While consumers will see impact from these outbreaks, the most substantial concern is shortages of egg products used in food manufacturing. The highly pathogenic avian influenza (HPAI) H5 outbreak has greatly driven the price of eggs up for manufacturers—during May alone, prices more than doubled. The industry doesn't see any sign of relief in terms of either supply levels or costs.

There is an industry-wide demand for more cost-effective and sustainable alternatives to reduce the dependence on eggs for food safety and cultural considerations. Plant-based alternatives offer a vegan-friendly option that is also dairy and egg allergen-free without fear of salmonella contamination.

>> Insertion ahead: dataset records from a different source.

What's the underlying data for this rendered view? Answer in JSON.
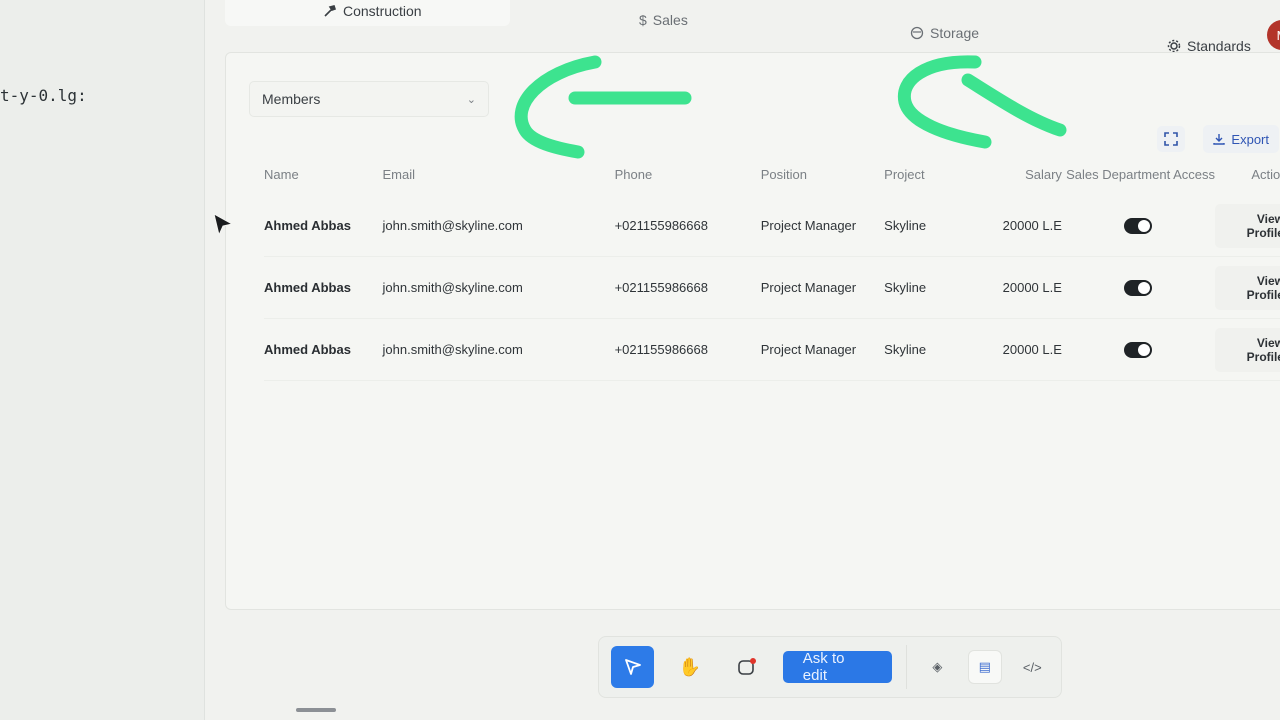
{
  "editor": {
    "code_fragment": "t-y-0.lg:"
  },
  "tabs": [
    {
      "label": "Construction",
      "icon": "hammer-icon"
    },
    {
      "label": "Sales",
      "icon": "dollar-icon"
    },
    {
      "label": "Storage",
      "icon": "storage-icon"
    },
    {
      "label": "Standards",
      "icon": "gear-icon"
    }
  ],
  "avatar": {
    "initial": "M"
  },
  "filter": {
    "selected": "Members"
  },
  "toolbar": {
    "export_label": "Export"
  },
  "table": {
    "headers": [
      "Name",
      "Email",
      "Phone",
      "Position",
      "Project",
      "Salary",
      "Sales Department Access",
      "Actions"
    ],
    "rows": [
      {
        "name": "Ahmed Abbas",
        "email": "john.smith@skyline.com",
        "phone": "+021155986668",
        "position": "Project Manager",
        "project": "Skyline",
        "salary": "20000 L.E",
        "action": "View Profile"
      },
      {
        "name": "Ahmed Abbas",
        "email": "john.smith@skyline.com",
        "phone": "+021155986668",
        "position": "Project Manager",
        "project": "Skyline",
        "salary": "20000 L.E",
        "action": "View Profile"
      },
      {
        "name": "Ahmed Abbas",
        "email": "john.smith@skyline.com",
        "phone": "+021155986668",
        "position": "Project Manager",
        "project": "Skyline",
        "salary": "20000 L.E",
        "action": "View Profile"
      }
    ]
  },
  "bottom_toolbar": {
    "ask_label": "Ask to edit"
  },
  "colors": {
    "accent": "#2b78e6",
    "annotation": "#3de38f",
    "avatar": "#b3342a"
  }
}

Many ingredient companies are providing a wide range of soy-based options to manufacturers that produce, among other things, cookies and cookie dough, pancakes, muffins and cakes; pasta; vegetarian meat alternatives; sauces, dressings and dips; and breading and binding for meat and seafood. Several soy options are available for application-specific uses—from foaming to replace egg whites to oil-binding stability for mayonnaise-type salad dressing.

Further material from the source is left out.